North Carolina requires 69,743 by June 12. In 2000, it cost Pat Buchanan $250,000 to collect enough signatures for ballot access in that state.

Indiana requires 32,742 by June 20.

Georgia requires 42,489 by July 8th

Ballot access was much easier in the nineteenth century. Voters had more candidates and small parties to choose from. Ballot access is much, much easier in other Western democracies.

As a result small parties were able to pioneer the great social justice movements such as abolition of slavery, women’s right to vote, and protections for workers and farmers.

Currently, ballot obstruction can consume upwards of a quarter million dollars in a federal campaign’s budget to get on the ballot in one or more states.

Without candidates’ rights to be on the ballot—in a country where ninety percent of House districts are one-party dominated heavily due to gerrymandering—voters are becoming further disenfranchised.

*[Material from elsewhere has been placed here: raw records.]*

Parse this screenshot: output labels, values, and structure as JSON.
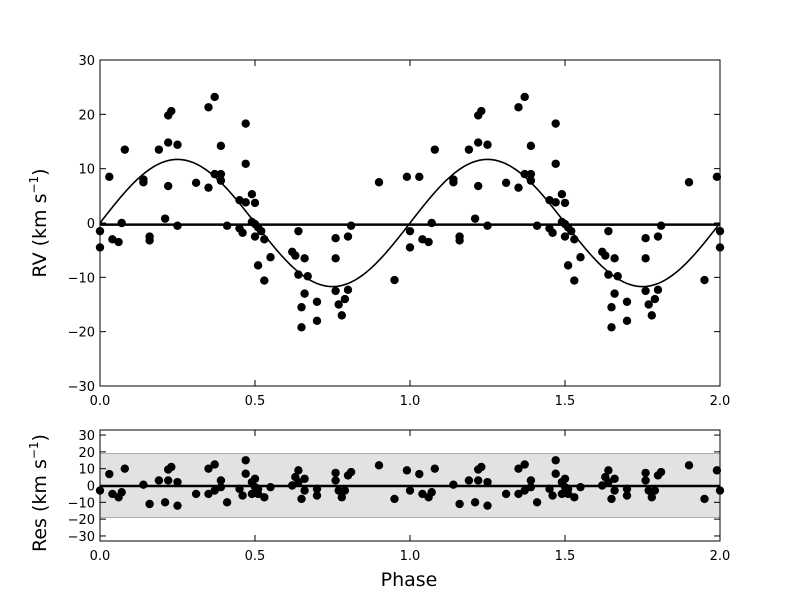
{
  "chart_data": [
    {
      "type": "scatter",
      "title": "",
      "xlabel": "",
      "ylabel": "RV (km s",
      "ylabel_sup": "−1",
      "ylabel_close": ")",
      "xlim": [
        0.0,
        2.0
      ],
      "ylim": [
        -30,
        30
      ],
      "xticks": [
        "0.0",
        "0.5",
        "1.0",
        "1.5",
        "2.0"
      ],
      "yticks": [
        "−30",
        "−20",
        "−10",
        "0",
        "10",
        "20",
        "30"
      ],
      "model_curve": {
        "type": "sinusoid",
        "amplitude": 11.7,
        "period": 1.0,
        "offset": 0.0,
        "zero_phase": 0.0
      },
      "zero_line": -0.3,
      "points": [
        [
          0.0,
          -1.5
        ],
        [
          0.0,
          -4.5
        ],
        [
          0.03,
          8.5
        ],
        [
          0.04,
          -3.0
        ],
        [
          0.06,
          -3.5
        ],
        [
          0.07,
          0.0
        ],
        [
          0.08,
          13.5
        ],
        [
          0.14,
          8.0
        ],
        [
          0.14,
          7.5
        ],
        [
          0.16,
          -2.5
        ],
        [
          0.16,
          -3.2
        ],
        [
          0.19,
          13.5
        ],
        [
          0.21,
          0.8
        ],
        [
          0.22,
          6.8
        ],
        [
          0.22,
          14.8
        ],
        [
          0.22,
          19.8
        ],
        [
          0.23,
          20.6
        ],
        [
          0.25,
          -0.5
        ],
        [
          0.25,
          14.4
        ],
        [
          0.31,
          7.4
        ],
        [
          0.35,
          21.3
        ],
        [
          0.35,
          6.5
        ],
        [
          0.37,
          9.0
        ],
        [
          0.37,
          23.2
        ],
        [
          0.39,
          9.0
        ],
        [
          0.39,
          7.8
        ],
        [
          0.39,
          14.2
        ],
        [
          0.41,
          -0.5
        ],
        [
          0.45,
          4.2
        ],
        [
          0.45,
          -1.0
        ],
        [
          0.46,
          -1.8
        ],
        [
          0.47,
          3.8
        ],
        [
          0.47,
          10.9
        ],
        [
          0.47,
          18.3
        ],
        [
          0.49,
          5.3
        ],
        [
          0.49,
          0.2
        ],
        [
          0.5,
          3.7
        ],
        [
          0.5,
          -0.2
        ],
        [
          0.5,
          -2.5
        ],
        [
          0.51,
          -0.8
        ],
        [
          0.51,
          -7.8
        ],
        [
          0.52,
          -1.5
        ],
        [
          0.53,
          -10.6
        ],
        [
          0.53,
          -3.0
        ],
        [
          0.55,
          -6.3
        ],
        [
          0.62,
          -5.3
        ],
        [
          0.63,
          -6.0
        ],
        [
          0.64,
          -1.5
        ],
        [
          0.64,
          -9.5
        ],
        [
          0.65,
          -19.2
        ],
        [
          0.65,
          -15.5
        ],
        [
          0.66,
          -13.0
        ],
        [
          0.66,
          -6.5
        ],
        [
          0.67,
          -9.8
        ],
        [
          0.7,
          -18.0
        ],
        [
          0.7,
          -14.5
        ],
        [
          0.76,
          -6.5
        ],
        [
          0.76,
          -2.8
        ],
        [
          0.76,
          -12.5
        ],
        [
          0.77,
          -15.0
        ],
        [
          0.78,
          -17.0
        ],
        [
          0.79,
          -14.0
        ],
        [
          0.8,
          -12.3
        ],
        [
          0.8,
          -2.5
        ],
        [
          0.81,
          -0.5
        ],
        [
          0.9,
          7.5
        ],
        [
          0.95,
          -10.5
        ],
        [
          0.99,
          8.5
        ],
        [
          1.0,
          -1.5
        ],
        [
          1.0,
          -4.5
        ],
        [
          1.03,
          8.5
        ],
        [
          1.04,
          -3.0
        ],
        [
          1.06,
          -3.5
        ],
        [
          1.07,
          0.0
        ],
        [
          1.08,
          13.5
        ],
        [
          1.14,
          8.0
        ],
        [
          1.14,
          7.5
        ],
        [
          1.16,
          -2.5
        ],
        [
          1.16,
          -3.2
        ],
        [
          1.19,
          13.5
        ],
        [
          1.21,
          0.8
        ],
        [
          1.22,
          6.8
        ],
        [
          1.22,
          14.8
        ],
        [
          1.22,
          19.8
        ],
        [
          1.23,
          20.6
        ],
        [
          1.25,
          -0.5
        ],
        [
          1.25,
          14.4
        ],
        [
          1.31,
          7.4
        ],
        [
          1.35,
          21.3
        ],
        [
          1.35,
          6.5
        ],
        [
          1.37,
          9.0
        ],
        [
          1.37,
          23.2
        ],
        [
          1.39,
          9.0
        ],
        [
          1.39,
          7.8
        ],
        [
          1.39,
          14.2
        ],
        [
          1.41,
          -0.5
        ],
        [
          1.45,
          4.2
        ],
        [
          1.45,
          -1.0
        ],
        [
          1.46,
          -1.8
        ],
        [
          1.47,
          3.8
        ],
        [
          1.47,
          10.9
        ],
        [
          1.47,
          18.3
        ],
        [
          1.49,
          5.3
        ],
        [
          1.49,
          0.2
        ],
        [
          1.5,
          3.7
        ],
        [
          1.5,
          -0.2
        ],
        [
          1.5,
          -2.5
        ],
        [
          1.51,
          -0.8
        ],
        [
          1.51,
          -7.8
        ],
        [
          1.52,
          -1.5
        ],
        [
          1.53,
          -10.6
        ],
        [
          1.53,
          -3.0
        ],
        [
          1.55,
          -6.3
        ],
        [
          1.62,
          -5.3
        ],
        [
          1.63,
          -6.0
        ],
        [
          1.64,
          -1.5
        ],
        [
          1.64,
          -9.5
        ],
        [
          1.65,
          -19.2
        ],
        [
          1.65,
          -15.5
        ],
        [
          1.66,
          -13.0
        ],
        [
          1.66,
          -6.5
        ],
        [
          1.67,
          -9.8
        ],
        [
          1.7,
          -18.0
        ],
        [
          1.7,
          -14.5
        ],
        [
          1.76,
          -6.5
        ],
        [
          1.76,
          -2.8
        ],
        [
          1.76,
          -12.5
        ],
        [
          1.77,
          -15.0
        ],
        [
          1.78,
          -17.0
        ],
        [
          1.79,
          -14.0
        ],
        [
          1.8,
          -12.3
        ],
        [
          1.8,
          -2.5
        ],
        [
          1.81,
          -0.5
        ],
        [
          1.9,
          7.5
        ],
        [
          1.95,
          -10.5
        ],
        [
          1.99,
          8.5
        ],
        [
          2.0,
          -1.5
        ],
        [
          2.0,
          -4.5
        ]
      ]
    },
    {
      "type": "scatter",
      "title": "",
      "xlabel": "Phase",
      "ylabel": "Res (km s",
      "ylabel_sup": "−1",
      "ylabel_close": ")",
      "xlim": [
        0.0,
        2.0
      ],
      "ylim": [
        -33,
        33
      ],
      "xticks": [
        "0.0",
        "0.5",
        "1.0",
        "1.5",
        "2.0"
      ],
      "yticks": [
        "−30",
        "−20",
        "−10",
        "0",
        "10",
        "20",
        "30"
      ],
      "ytick_values": [
        -30,
        -20,
        -10,
        0,
        10,
        20,
        30
      ],
      "band": [
        -19,
        19
      ],
      "zero_line": -0.3,
      "band_color": "#e2e2e2",
      "points": [
        [
          0.0,
          -3.0
        ],
        [
          0.03,
          6.8
        ],
        [
          0.04,
          -5.0
        ],
        [
          0.06,
          -7.0
        ],
        [
          0.07,
          -4.0
        ],
        [
          0.08,
          10.0
        ],
        [
          0.14,
          0.5
        ],
        [
          0.16,
          -11.0
        ],
        [
          0.19,
          3.0
        ],
        [
          0.21,
          -10.0
        ],
        [
          0.22,
          3.0
        ],
        [
          0.22,
          9.5
        ],
        [
          0.23,
          11.0
        ],
        [
          0.25,
          -12.0
        ],
        [
          0.25,
          2.0
        ],
        [
          0.31,
          -5.0
        ],
        [
          0.35,
          10.0
        ],
        [
          0.35,
          -5.0
        ],
        [
          0.37,
          -3.0
        ],
        [
          0.37,
          12.5
        ],
        [
          0.39,
          -1.0
        ],
        [
          0.39,
          3.0
        ],
        [
          0.41,
          -10.0
        ],
        [
          0.45,
          -2.0
        ],
        [
          0.46,
          -6.0
        ],
        [
          0.47,
          7.0
        ],
        [
          0.47,
          15.0
        ],
        [
          0.49,
          2.0
        ],
        [
          0.49,
          -5.0
        ],
        [
          0.5,
          4.0
        ],
        [
          0.5,
          -1.0
        ],
        [
          0.51,
          -5.0
        ],
        [
          0.51,
          -2.0
        ],
        [
          0.53,
          -7.0
        ],
        [
          0.55,
          -1.0
        ],
        [
          0.62,
          0.0
        ],
        [
          0.63,
          5.0
        ],
        [
          0.64,
          9.0
        ],
        [
          0.64,
          2.0
        ],
        [
          0.65,
          -8.0
        ],
        [
          0.66,
          -3.0
        ],
        [
          0.66,
          4.0
        ],
        [
          0.7,
          -6.0
        ],
        [
          0.7,
          -2.0
        ],
        [
          0.76,
          3.0
        ],
        [
          0.76,
          7.5
        ],
        [
          0.77,
          -3.0
        ],
        [
          0.78,
          -7.0
        ],
        [
          0.79,
          -3.0
        ],
        [
          0.8,
          6.0
        ],
        [
          0.81,
          8.0
        ],
        [
          0.9,
          12.0
        ],
        [
          0.95,
          -8.0
        ],
        [
          0.99,
          9.0
        ],
        [
          1.0,
          -3.0
        ],
        [
          1.03,
          6.8
        ],
        [
          1.04,
          -5.0
        ],
        [
          1.06,
          -7.0
        ],
        [
          1.07,
          -4.0
        ],
        [
          1.08,
          10.0
        ],
        [
          1.14,
          0.5
        ],
        [
          1.16,
          -11.0
        ],
        [
          1.19,
          3.0
        ],
        [
          1.21,
          -10.0
        ],
        [
          1.22,
          3.0
        ],
        [
          1.22,
          9.5
        ],
        [
          1.23,
          11.0
        ],
        [
          1.25,
          -12.0
        ],
        [
          1.25,
          2.0
        ],
        [
          1.31,
          -5.0
        ],
        [
          1.35,
          10.0
        ],
        [
          1.35,
          -5.0
        ],
        [
          1.37,
          -3.0
        ],
        [
          1.37,
          12.5
        ],
        [
          1.39,
          -1.0
        ],
        [
          1.39,
          3.0
        ],
        [
          1.41,
          -10.0
        ],
        [
          1.45,
          -2.0
        ],
        [
          1.46,
          -6.0
        ],
        [
          1.47,
          7.0
        ],
        [
          1.47,
          15.0
        ],
        [
          1.49,
          2.0
        ],
        [
          1.49,
          -5.0
        ],
        [
          1.5,
          4.0
        ],
        [
          1.5,
          -1.0
        ],
        [
          1.51,
          -5.0
        ],
        [
          1.51,
          -2.0
        ],
        [
          1.53,
          -7.0
        ],
        [
          1.55,
          -1.0
        ],
        [
          1.62,
          0.0
        ],
        [
          1.63,
          5.0
        ],
        [
          1.64,
          9.0
        ],
        [
          1.64,
          2.0
        ],
        [
          1.65,
          -8.0
        ],
        [
          1.66,
          -3.0
        ],
        [
          1.66,
          4.0
        ],
        [
          1.7,
          -6.0
        ],
        [
          1.7,
          -2.0
        ],
        [
          1.76,
          3.0
        ],
        [
          1.76,
          7.5
        ],
        [
          1.77,
          -3.0
        ],
        [
          1.78,
          -7.0
        ],
        [
          1.79,
          -3.0
        ],
        [
          1.8,
          6.0
        ],
        [
          1.81,
          8.0
        ],
        [
          1.9,
          12.0
        ],
        [
          1.95,
          -8.0
        ],
        [
          1.99,
          9.0
        ],
        [
          2.0,
          -3.0
        ]
      ]
    }
  ]
}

If you are reading this, and you are either a Democrat or a Republican, ask yourself what non-partisan purpose is served by restricting the political options of American citizens to only the choice between Ass and Pachyderm?

My progressive friends tell me all the time that we should emulate the democracies of Europe--virtually all of which are multi-party democracies.

The answer, unfortunately, is that for Democratic and Republican partisans, winning has become (a long time ago) more important than having a vibrant, functioning democracy.